HONG KONG (Reuters) - Hong Kong people, unable to hold a mass vigil due to coronavirus curbs, should light candles instead to commemorate pro-democracy protesters killed in and around Beijing’s Tiananmen Square 31 years ago, an organiser said on Wednesday.
This year’s June 4 anniversary is likely to be particularly poignant, following months of sometimes violent anti-government and anti-China unrest in the Chinese-ruled city.
In past years, tens of thousands of people in Hong Kong have joined sombre and peaceful candlelit vigils in a downtown park, the world’s biggest commemoration of the 1989 crackdown in Beijing, when Chinese troops opened fire on student-led protesters.
On Tuesday, Hong Kong authorities said the limit on group gatherings to no more than eight people would be extended at least until June 4.
Lee Cheuk-yan, chairman of the Hong Kong Alliance in Support of Patriotic Democratic Movements of China, which organises the annual vigils, told Reuters on Wednesday he believed the motive for the extension was “political suppression”.
Hong Kong leader Carrie Lam said on Tuesday health measures were not based on political considerations.
Police have still to respond to an application for the vigil to be held in Victoria Park, Lee said, adding that he was not optimistic.
“We have to have a plan B,” Lee said. “Instead of one point, we will do it everywhere, still with the powerful candlelight to condemn the massacre and mourn for those who died in 1989.”
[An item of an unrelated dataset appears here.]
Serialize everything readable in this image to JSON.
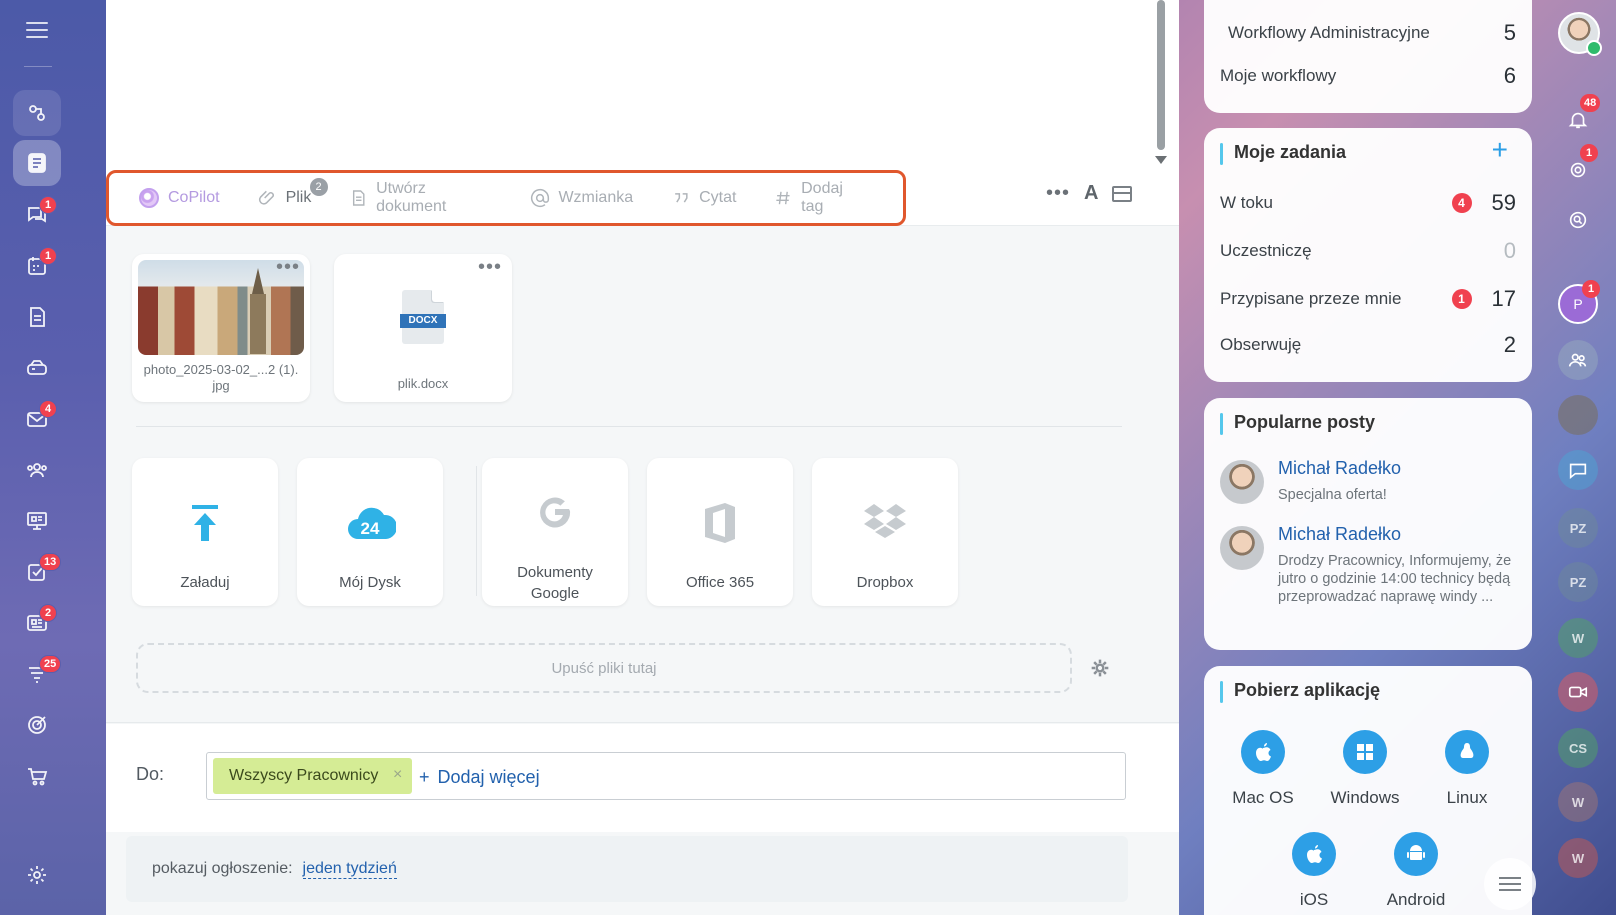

The death toll given by officials days after the crackdown was about 300, most of them soldiers, with only 23 students confirmed killed. China has never provided a full accounting of the violence, but rights groups and witnesses say the figure could run into the thousands. The topic is taboo in China.
Lee said the Tiananmen vigil represented “a litmus test for one country, two systems”, the agreement governing Britain’s handover of Hong Kong to China in 1997, which gives it freedoms unavailable on the mainland, such as holding the annual vigil.
Hong Kong pro-democracy protesters denounce what they see as China’s gradual erosion of those freedoms by Communist Party rulers in Beijing, a charge China denies.
Britain’s last governor, Chris Patten, urged Hong Kong not to give into growing pressure from Beijing and to continue marches and avoid violence.
“It’s very important that people go on standing up for what they believe in and voting for what they believe in,” he said.
“...June 4th may be impossible because of coronavirus restrictions but there is always June 5th, 6th and 7th and July 1,” Patten said, referring to traditionally large marches that mark the July anniversary of the handover.
He was talking via an online link to members of the Foreign Correspondents’ Club, comments likely to annoy Beijing, which has repeatedly blamed Western forces for stirring up trouble.
Hong Kong has recorded few new coronavirus cases, with the total just above 1,000.
Authorities allowed bars, cinemas and gyms to re-open this month and said religious gatherings can resume with certain safety rules. Bath houses, karaoke bars and night clubs will stay closed for another week.